Why are Azores considered one of the best green tourism destinations in the world, with a score of 8.9 in GSTR?

  • Best combination between green tourism policy, nature, environment, society, culture and green economy:
  1. Renewable energy – geothermal and wind
  2. Only 5% of all the islands are urbanized and the number of protected and UNESCO areas is rising
  3. The main industries work essentially with their own natural resources: agriculture, dairy farming, livestock ranching, fishing and tourism
  4. Sustainable outdoor/wildlife activities as a tourism attraction: hiking, cycling on well-regulated trails, canyoning, kayaking, rock climbing, surfing, golf, sailing/ whale and dolphin watching, swimming with dolphins and sharks, bird watching, horse riding.

One of the facts that is protecting the Azores islands and increasing the green tourism is exactly the fact that it is an isolated area and the transports are expensive for most of the people that want to visit it. Even now that it started to accept low cost airplane companies in some of the islands, most of the islands don’t have an easy access and even when it is possible to get there, there is not much available accommodation – beside some local and not many big hotels, the islands created a lot of rural accommodation places, which include houses in landscape areas, camping parks and the so-called “Pousadas da Juventude” that are a national big company with hostels all over the country that are low cost and for the youth.

This kind of accommodation helps to avoid the construction of big hotels and buildings that would completely destroy the region and the landscape, offering more sustainable and comfortable options to the visitors, for a full experience in the nature and not in a resort. It also helps to limit the number of visitors so it won’t get too crowded and ruin the experience for them.

Beside the agriculture, tourism is the most profitable activity in the region and it’s important to highlight that it only has a long-term possibility of success if it keeps going green. The fast and easy tourism that makes changes in a short period of time, including landscape changes and new buildings is also fast and easy to destroy the cultural heritage and to destroy the interest of the visitors. And why? Because this kind of “industrial” tourism is standardizing the region and not focusing on its own characteristics like a specific culture, habits, architecture, landscape, resources…



How can this situation relate to Istria Region?

Park Istra is located in a remote area at the border with Croatia, just like the Azores are in the middle of the Atlantic Ocean. The number of inhabitants have been decreasing, since the youth are leaving to study or to find a job that fits them better and most of the people who stay here are already retired or work in the city during the day. This makes the region empty of people, inhabitants or visitors, since the inhabitants are not here anymore, the visitors can not come without a support or a local community.


Hereupon, the development of this region is especially important in the matter of avoiding desertification of a rural area, protecting the cultural heritage and perceiving the non-used resources of the countryside as an advantage and not as something negative to point at.
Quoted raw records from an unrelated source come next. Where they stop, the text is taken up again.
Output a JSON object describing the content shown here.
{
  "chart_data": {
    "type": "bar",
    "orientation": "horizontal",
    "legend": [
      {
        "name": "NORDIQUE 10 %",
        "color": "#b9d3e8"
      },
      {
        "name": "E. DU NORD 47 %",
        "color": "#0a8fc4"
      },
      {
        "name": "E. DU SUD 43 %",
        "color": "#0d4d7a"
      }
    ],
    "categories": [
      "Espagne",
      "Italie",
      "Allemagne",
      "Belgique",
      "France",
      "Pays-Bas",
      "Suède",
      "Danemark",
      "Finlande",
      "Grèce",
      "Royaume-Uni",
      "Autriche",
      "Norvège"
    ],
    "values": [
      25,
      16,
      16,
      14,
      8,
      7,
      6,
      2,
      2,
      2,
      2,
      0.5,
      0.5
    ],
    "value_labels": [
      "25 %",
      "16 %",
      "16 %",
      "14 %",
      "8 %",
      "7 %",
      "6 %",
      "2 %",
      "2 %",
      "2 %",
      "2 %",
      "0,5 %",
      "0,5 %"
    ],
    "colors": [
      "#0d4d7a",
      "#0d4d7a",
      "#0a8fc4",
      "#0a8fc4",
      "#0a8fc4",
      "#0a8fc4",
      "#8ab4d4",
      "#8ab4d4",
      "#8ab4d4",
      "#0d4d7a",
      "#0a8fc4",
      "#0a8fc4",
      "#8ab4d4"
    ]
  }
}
Since nowadays the concept of travelling and knowing new places is getting so popular and people are more and more curious about other cultures and countries, the number of people going around have increased significantly and the concern about green ways of doing it as well. Slovenia is very well known as one of the greenest European countries with 60% of non-urbanized areas, being a country that offers one of the most sustainable lifestyles not only for the locals but for the visitors as well, investing in green low-scale tourism as a source of profit. This is actually very clever for a small country to do, as getting too famous would provoke an invasion of tourists and consequently a decrease of the quality of life to the local community, an overuse of the resources and destroying the tourist potentials.

So, the resources in Istria Region should be better used in a way to improve the quality of life and revive the area again. Azores are actually a great example how it is to succeed and become one of the best destinations to go to while never forgetting to keep it small enough.